Франсин Риверс - Царевич[The Prince]
Губы Ионафана искривились в саркастической усмешке. — Очень рад, что ты проявляешь такой интерес к Закону, хоть и с сомнительными мотивами. Но нельзя выбирать из Закона что–то одно и не обращать внимания на все остальное.
В глазах ее сверкнул огонь: — А мне не до веселья! Хотя в Законе говорится, что муж должен быть со мной достаточно времени, чтобы увеселять меня.
Хм, интересно, а будет ли для нее когда–нибудь достаточно?
— Ты же дочь израильского царя. Не пристало ли тебе больше заботиться о благе народа?
Нагнув голову, она посмотрела на него исподлобья. — Это несправедливо!
— А справедливо, что филистимляне обирают бедняков до нитки? Давид более преуспел в битвах со врагом, чем кто–либо из военачальников. Разумно, что царь посылает именно его.
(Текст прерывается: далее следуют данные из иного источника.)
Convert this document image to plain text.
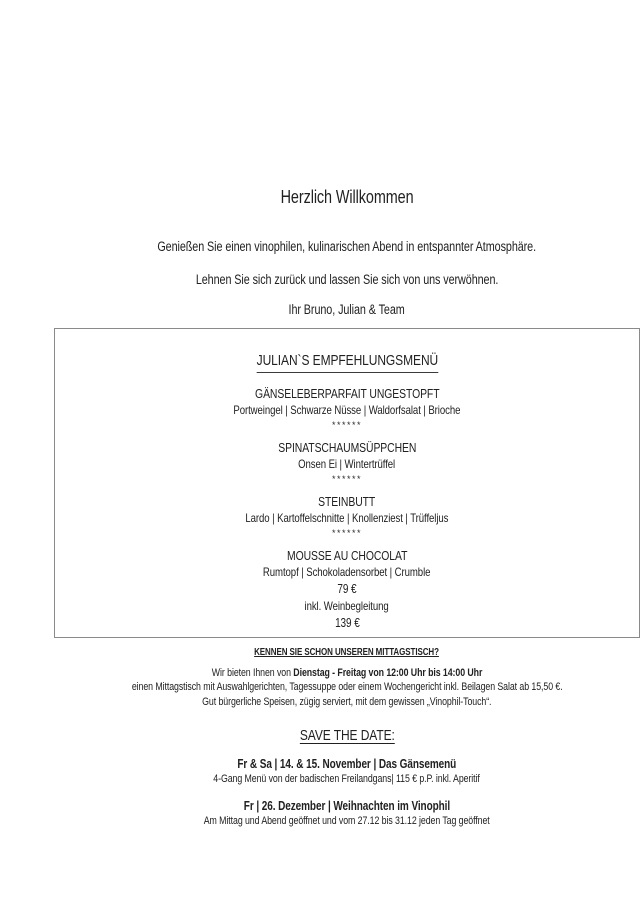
Herzlich Willkommen
Genießen Sie einen vinophilen, kulinarischen Abend in entspannter Atmosphäre.
Lehnen Sie sich zurück und lassen Sie sich von uns verwöhnen.
Ihr Bruno, Julian & Team
JULIAN`S EMPFEHLUNGSMENÜ
GÄNSELEBERPARFAIT UNGESTOPFT
Portweingel | Schwarze Nüsse | Waldorfsalat | Brioche
******
SPINATSCHAUMSÜPPCHEN
Onsen Ei | Wintertrüffel
******
STEINBUTT
Lardo | Kartoffelschnitte | Knollenziest | Trüffeljus
******
MOUSSE AU CHOCOLAT
Rumtopf | Schokoladensorbet | Crumble
79 €
inkl. Weinbegleitung
139 €
KENNEN SIE SCHON UNSEREN MITTAGSTISCH?
Wir bieten Ihnen von Dienstag - Freitag von 12:00 Uhr bis 14:00 Uhr
einen Mittagstisch mit Auswahlgerichten, Tagessuppe oder einem Wochengericht inkl. Beilagen Salat ab 15,50 €.
Gut bürgerliche Speisen, zügig serviert, mit dem gewissen „Vinophil-Touch“.
SAVE THE DATE:
Fr & Sa | 14. & 15. November | Das Gänsemenü
4-Gang Menü von der badischen Freilandgans| 115 € p.P. inkl. Aperitif
Fr | 26. Dezember | Weihnachten im Vinophil
Am Mittag und Abend geöffnet und vom 27.12 bis 31.12 jeden Tag geöffnet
— Или ты хочешь, чтобы война подошла вплотную к нашим дверям? — раздался от входа голос Давида.
Мелхола подняла глаза, покраснев. Сконфуженная, разозлилась. — Если сосчитать, сколько раз мой отец посылает тебя в бой, можно заподозрить, что он желает твоей смерти!
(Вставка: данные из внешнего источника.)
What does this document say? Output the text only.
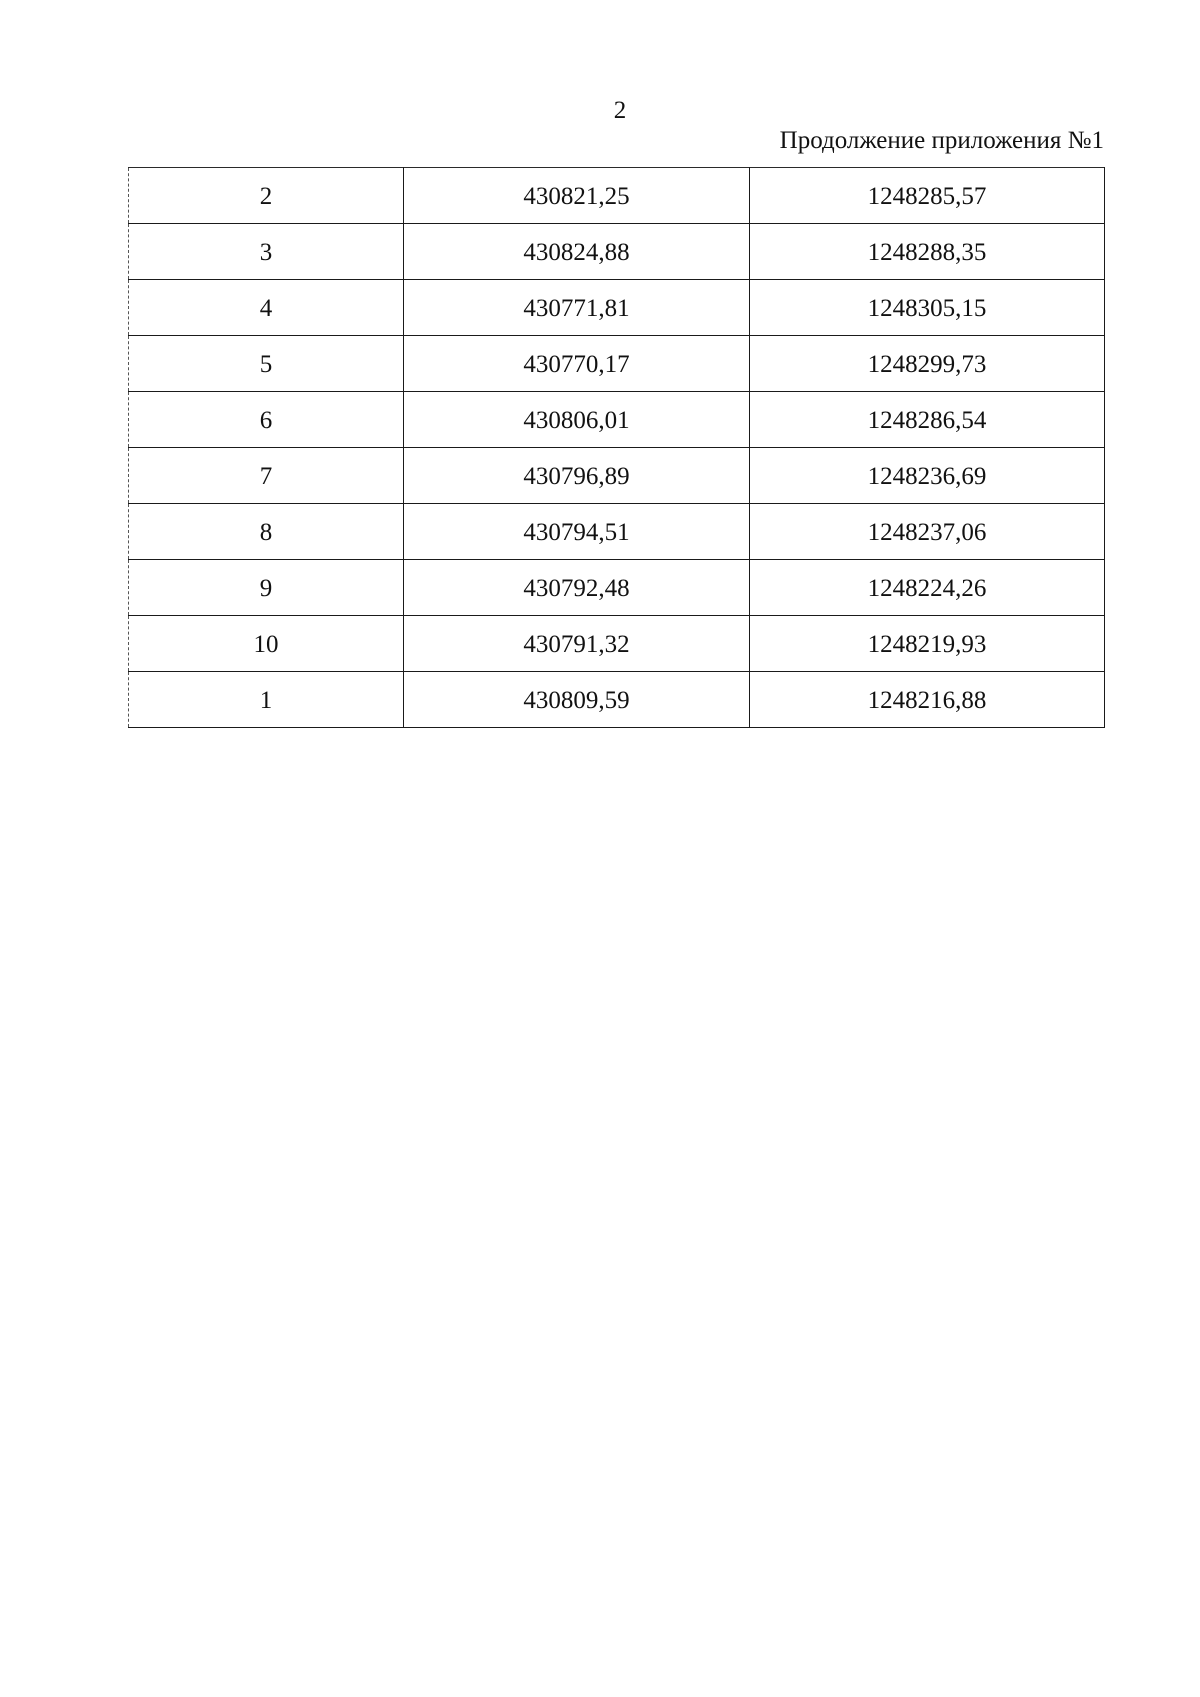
2
Продолжение приложения №1
2	430821,25	1248285,57
3	430824,88	1248288,35
4	430771,81	1248305,15
5	430770,17	1248299,73
6	430806,01	1248286,54
7	430796,89	1248236,69
8	430794,51	1248237,06
9	430792,48	1248224,26
10	430791,32	1248219,93
1	430809,59	1248216,88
Ионафан приподнялся в гневе. — Только глупый человек может сказать такую нелепость!
— Глупый? — Она обожгла его взглядом. — Я говорю правду, Ионафан! Единственный глупец здесь — это…
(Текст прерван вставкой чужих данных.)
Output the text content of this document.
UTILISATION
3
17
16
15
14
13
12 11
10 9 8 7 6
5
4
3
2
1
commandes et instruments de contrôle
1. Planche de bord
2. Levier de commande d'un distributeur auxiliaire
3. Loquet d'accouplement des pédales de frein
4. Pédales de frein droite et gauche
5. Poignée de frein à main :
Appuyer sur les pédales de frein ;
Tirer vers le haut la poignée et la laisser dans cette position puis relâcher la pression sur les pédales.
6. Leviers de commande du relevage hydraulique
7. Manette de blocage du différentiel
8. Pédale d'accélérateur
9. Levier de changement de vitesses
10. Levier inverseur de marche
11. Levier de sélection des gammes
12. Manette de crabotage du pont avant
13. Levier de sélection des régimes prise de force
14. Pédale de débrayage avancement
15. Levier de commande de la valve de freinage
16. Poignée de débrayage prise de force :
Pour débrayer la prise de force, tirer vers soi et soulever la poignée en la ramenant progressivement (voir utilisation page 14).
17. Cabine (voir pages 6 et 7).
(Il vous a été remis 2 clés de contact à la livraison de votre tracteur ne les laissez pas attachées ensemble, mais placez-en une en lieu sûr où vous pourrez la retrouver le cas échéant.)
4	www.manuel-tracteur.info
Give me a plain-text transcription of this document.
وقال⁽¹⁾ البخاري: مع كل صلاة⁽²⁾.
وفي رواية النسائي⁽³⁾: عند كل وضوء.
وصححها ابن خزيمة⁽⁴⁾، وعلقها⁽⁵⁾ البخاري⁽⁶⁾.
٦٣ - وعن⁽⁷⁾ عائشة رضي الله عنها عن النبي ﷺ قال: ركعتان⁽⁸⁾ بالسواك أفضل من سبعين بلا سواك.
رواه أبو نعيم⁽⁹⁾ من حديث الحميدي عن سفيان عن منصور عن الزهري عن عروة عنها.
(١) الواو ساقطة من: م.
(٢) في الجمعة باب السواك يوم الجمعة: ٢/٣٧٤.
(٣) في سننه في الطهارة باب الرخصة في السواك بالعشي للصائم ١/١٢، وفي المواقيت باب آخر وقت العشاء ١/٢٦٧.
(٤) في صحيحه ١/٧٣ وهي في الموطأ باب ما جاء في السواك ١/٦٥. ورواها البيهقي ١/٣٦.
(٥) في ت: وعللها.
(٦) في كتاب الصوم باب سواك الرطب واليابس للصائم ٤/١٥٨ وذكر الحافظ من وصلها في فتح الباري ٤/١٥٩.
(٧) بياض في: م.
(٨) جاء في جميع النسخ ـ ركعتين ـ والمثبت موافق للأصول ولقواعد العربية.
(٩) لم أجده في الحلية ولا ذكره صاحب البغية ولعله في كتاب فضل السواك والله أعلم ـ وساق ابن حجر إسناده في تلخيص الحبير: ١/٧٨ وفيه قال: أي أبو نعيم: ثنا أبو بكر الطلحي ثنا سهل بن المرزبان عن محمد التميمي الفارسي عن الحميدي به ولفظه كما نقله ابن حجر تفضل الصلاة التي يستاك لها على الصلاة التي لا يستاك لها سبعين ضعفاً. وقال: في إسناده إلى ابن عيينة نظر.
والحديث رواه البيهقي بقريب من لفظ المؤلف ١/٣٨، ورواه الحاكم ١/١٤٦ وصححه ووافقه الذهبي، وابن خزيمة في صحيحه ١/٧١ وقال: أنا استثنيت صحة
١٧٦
— Замолчи! — прервал ее Давид.
— А ты…! Ты проводишь с моим братом больше времени, чем со мной!
Побагровев, Давид подошел к ней, поднял с места и отвел в сторону. Наклонился к ней, стал что–то говорить тихим голосом. Любой другой на его месте ударил бы женщину. Ионафан порадовался, что друг его умеет прощать. Остается надеяться, что Мелхола по достоинству оценит терпение и участие мужа. Ее плечи поникли. Она низко опустила голову. Всхлипнула и вытерла глаза. Он взял ее за подбородок, повернул лицом к себе, поцеловал в щеку, что–то снова сказал, и она вышла из комнаты.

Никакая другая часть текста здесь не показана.